Tale denominazione, dimostrava l’aspirazione di Generali a unire interessi, luoghi e persone, rivolgendosi sia all’Impero asburgico che agli Stati italiani. A riprova di ciò, l’impresa aveva costruito tutta la struttura organizzativa, sociale e finanziaria su due pilastri portanti, la Direzione centrale di Trieste - competente per la Monarchia e l’estero - e la Direzione di Venezia -  con responsabilità sulla penisola italiana,  sedi che nel 1831 appartenevano dal punto di vista politico a realtà amministrative diverse pur all’interno dell’Impero: Trieste alla Monarchia asburgica, Venezia al Lombardo-Veneto.
Ma dal Lombardo-Veneto, in pieno Risorgimento, si udì il ruggito del leone. Venezia insorse contro gli austriaci, instaurando, nel marzo 1848, la Repubblica di San Marco. E bisogna sapere che accanto a Daniele Manin, a Niccolò Tommaseo e ad altri capi della rivolta, operarono importanti esponenti della Direzione veneta di Generali, come Leone Pincherle amico personale di Manin, Isacco Pesaro Maurogonato e Daniele Francesconi.

Dopo i moti del 1848 Generali eliminò per pragmatismo dalla ragione sociale l’aggettivo “Austro-Italiche”, e successivamente la Direzione veneta adottò il leone di San Marco come segno di riconoscimento nei propri territori di operazione. L’uso del leone marciano sembra risalire al 1860. Da quell’anno si fa uso del leone con una certa regolarità su polizze e carteggi emanati in territorio italiano.
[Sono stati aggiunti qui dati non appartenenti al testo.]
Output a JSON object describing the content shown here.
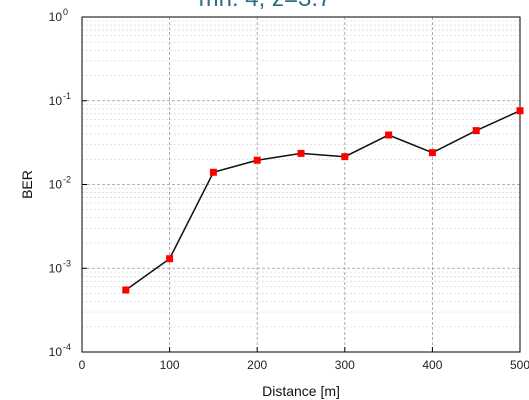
{
  "header_fragment": "mn: 4, z=3.7",
  "chart_data": {
    "type": "line",
    "xlabel": "Distance [m]",
    "ylabel": "BER",
    "xlim": [
      0,
      500
    ],
    "ylim": [
      0.0001,
      1
    ],
    "y_scale": "log",
    "grid": true,
    "x_ticks": [
      0,
      100,
      200,
      300,
      400,
      500
    ],
    "y_ticks": [
      0.0001,
      0.001,
      0.01,
      0.1,
      1
    ],
    "series": [
      {
        "line_color": "#111111",
        "marker_color": "#ff0000",
        "marker": "square",
        "x": [
          50,
          100,
          150,
          200,
          250,
          300,
          350,
          400,
          450,
          500
        ],
        "y": [
          0.00055,
          0.0013,
          0.014,
          0.0195,
          0.0235,
          0.0215,
          0.039,
          0.024,
          0.044,
          0.076
        ]
      }
    ]
  }
}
La Direzione centrale di Trieste, sita in territorio imperiale, continuò a impiegare l’aquila bicipite fino alla Grande Guerra. L’uso del leone avvenne con gradualità e inizialmente solo su alcuni tipi di documenti.

Il passaggio dall’aquila al leone è solo un esempio dell’apertura di Generali ad altre culture. Il contesto mitteleuropeo in cui sorse l’azienda rappresentò un notevole vantaggio, sia per l’espansione della società nel mondo sia per l’attività assicurativa stessa, ma fu grazie ai principi di condivisione che Generali poté offrire servizi ai traffici marittimi e terrestri con l’Impero e, al contempo, espandere l’attività nel mercato interno . All’inizio degli anni Ottanta del XIX secolo, raggiunse un’articolazione geografica talmente estesa da richiedere una nuova strategia organizzativa: si scelse la via dell’istituzione di compagnie affiliate, a volte specializzate in determinati rami di attività, con a capo giovani formati in azienda, che portavano lontano i valori e le conoscenze di Generali.

A pochi anni dalla fondazione si svilupparono agenzie in tutto l'Impero asburgico, nella penisola italiana, negli stati tedeschi e nei principali porti europei. L’esperienza maturata sul piano internazionale e la solidità ormai acquisita portò un nuovo slancio a partire dagli anni Settanta fino alla fine del XIX secolo, in particolare verso le piazze anglosassoni.

Negli anni Cinquanta del XIX secolo, Generali era la maggiore compagnia di assicurazione dell’Impero e nel 1870 si confermò anche come la prima compagnia in Italia.Quella crescita da capogiro, tuttavia, non le diede le vertigini, perché sostenuta da due ali robuste: apertura e condivisione, un’idea radicata nell’azienda a partire dalla sua fondazione. Una regola per cui, dove volava l’aquila, poteva volare anche il leone.